Nashville stands out despite disappointing August U.S. jobs report

Nashville stands out despite disappointing August U.S. jobs report

The U.S. economy added a disappointing 235,000 jobs in August, but Nashville landed in the top 5 of a national list of best-performing job markets.

Nonfarm payroll growth in August increased by just 235,000, the Labor Department reported Friday, vs. expectations of 720,000 new hires.

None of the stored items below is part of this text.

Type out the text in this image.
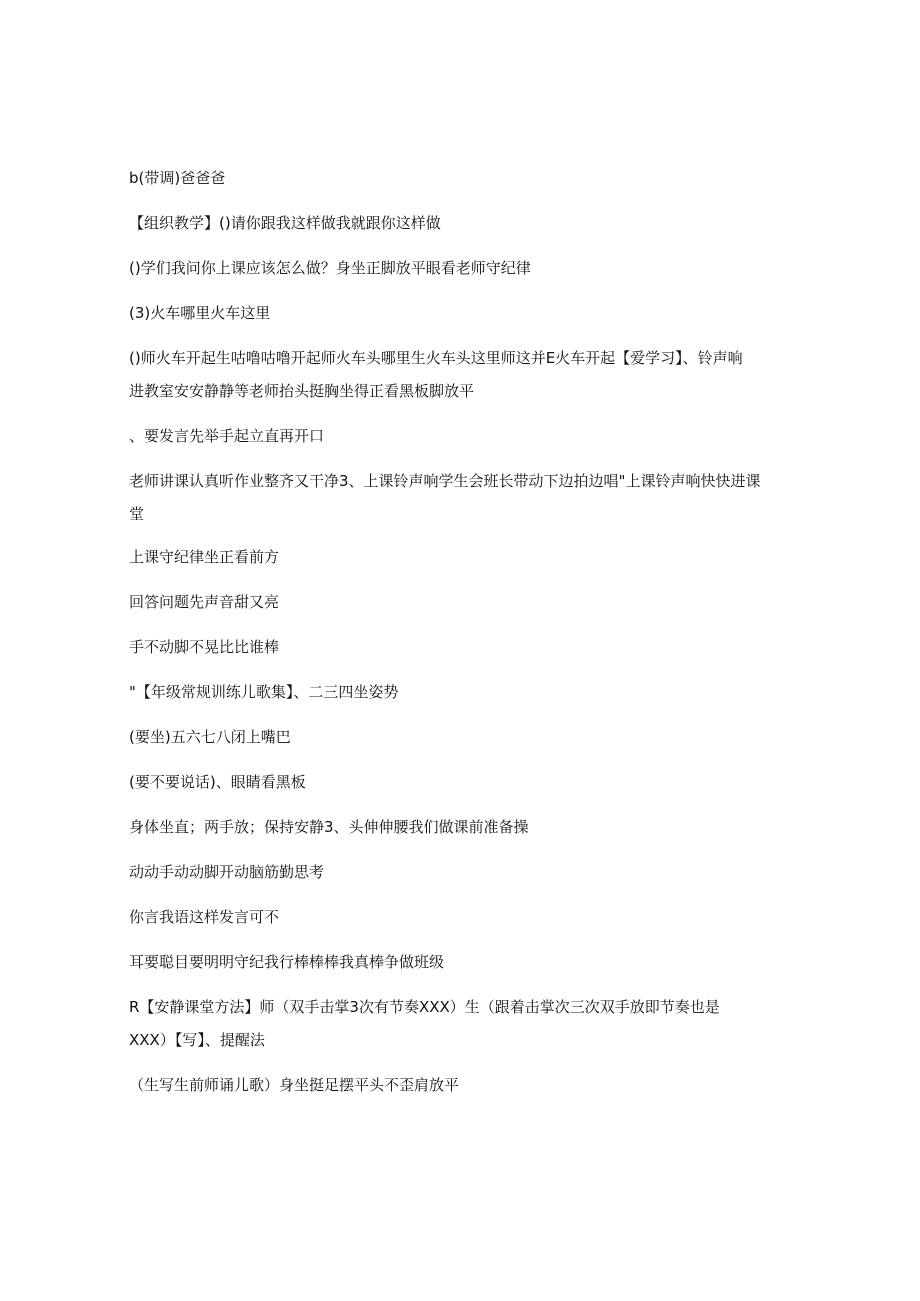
b(带调)爸爸爸
【组织教学】()请你跟我这样做我就跟你这样做
()学们我问你上课应该怎么做？身坐正脚放平眼看老师守纪律
(3)火车哪里火车这里
()师火车开起生咕噜咕噜开起师火车头哪里生火车头这里师这并E火车开起【爱学习】、铃声响
进教室安安静静等老师抬头挺胸坐得正看黑板脚放平
、要发言先举手起立直再开口
老师讲课认真听作业整齐又干净3、上课铃声响学生会班长带动下边拍边唱"上课铃声响快快进课
堂
上课守纪律坐正看前方
回答问题先声音甜又亮
手不动脚不晃比比谁棒
"【年级常规训练儿歌集】、二三四坐姿势
(要坐)五六七八闭上嘴巴
(要不要说话)、眼睛看黑板
身体坐直；两手放；保持安静3、头伸伸腰我们做课前准备操
动动手动动脚开动脑筋勤思考
你言我语这样发言可不
耳要聪目要明明守纪我行棒棒棒我真棒争做班级
R【安静课堂方法】师（双手击掌3次有节奏XXX）生（跟着击掌次三次双手放即节奏也是
XXX）【写】、提醒法
（生写生前师诵儿歌）身坐挺足摆平头不歪肩放平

The 235,000 compared to 943,000 jobs that were added in July.

Despite the disappointing national numbers, Nashville comes in at No. 4 in rankings of the top metro labor markets by Dallas-based workforce analytics company ThinkWhy.

The report calls Music City a “chart topper”:

“Most of the metro areas surrounding Nashville are also showing very strong performance and will be in the first wave to reach their previous employment numbers. This is important because of how much neighboring economies depend on each other.

“Due to strong population movement to these areas, a substantial labor force has been maintained while other areas of the country simply have less available talent than before the pandemic.”

Out of 150 U.S. metros, Nashville ranks in the top 25 for job gain, job growth, average hourly wage growth, net migration and working-age population growth. The area has landed in the top 10 for four consecutive months, up from No. 46 a year ago.

For the U.S. to get back to its pre-pandemic employment level by December 2022, an average of 313,000 jobs would need to be added per month, according to the ThinkWhy analysis.

Job openings remain at record highs, with more than 10.1 million open positions in the U.S.

Businesses are eager to capture market demand and are expanding hiring budgets to meet increasing wages and fill open roles, but still cannot hire employees quickly enough, the ThinkWhy analysis says.

The primary challenge ahead for the labor market will be disruption caused by the rapid increase of coronavirus counts as it threatens the near-term pace of job gains, said Jay Denton, chief analyst for ThinkWhy, which makes talent intelligence software.

“Caution flags are flying,” Denton said. “If gains continue at this type of pace, it puts the U.S. economy in serious jeopardy for a full recovery by late 2022 or early 2023.”

The U.S. labor market has made substantial headway recouping 17 million of the 22.4 million jobs lost during the pandemic, but the recovery has varied significantly based on location and economic performance, according to ThinkWhy’s proprietary LaborIQ Index, which tracks 10 key performance indicators that measure and rank a local economy’s performance.

The top five best-performing U.S. labor markets, in order, are:

Dallas-Fort Worth-Arlington, Texas

Phoenix-Mesa-Scottsdale,

Arizona Austin-Round Rock,Texas

Nashville-Davidson-Murfreesboro-Franklin,

Tennessee Denver, Aurora-Lakewood, Colorado

Strong net migration has fueled the labor force, but even with rising populations, talent supply cannot keep up with demand, Denton said. In turn, the demand-supply imbalance is putting pressure on wage growth.

“The tank of talent supply will start to run empty for metros and industries in the first wave of the recovery,” he said. “Look for some locations in the Southeast, Texas, and Midwest to begin searching more frequently for talent outside their metro because as they become magnets for relocation.”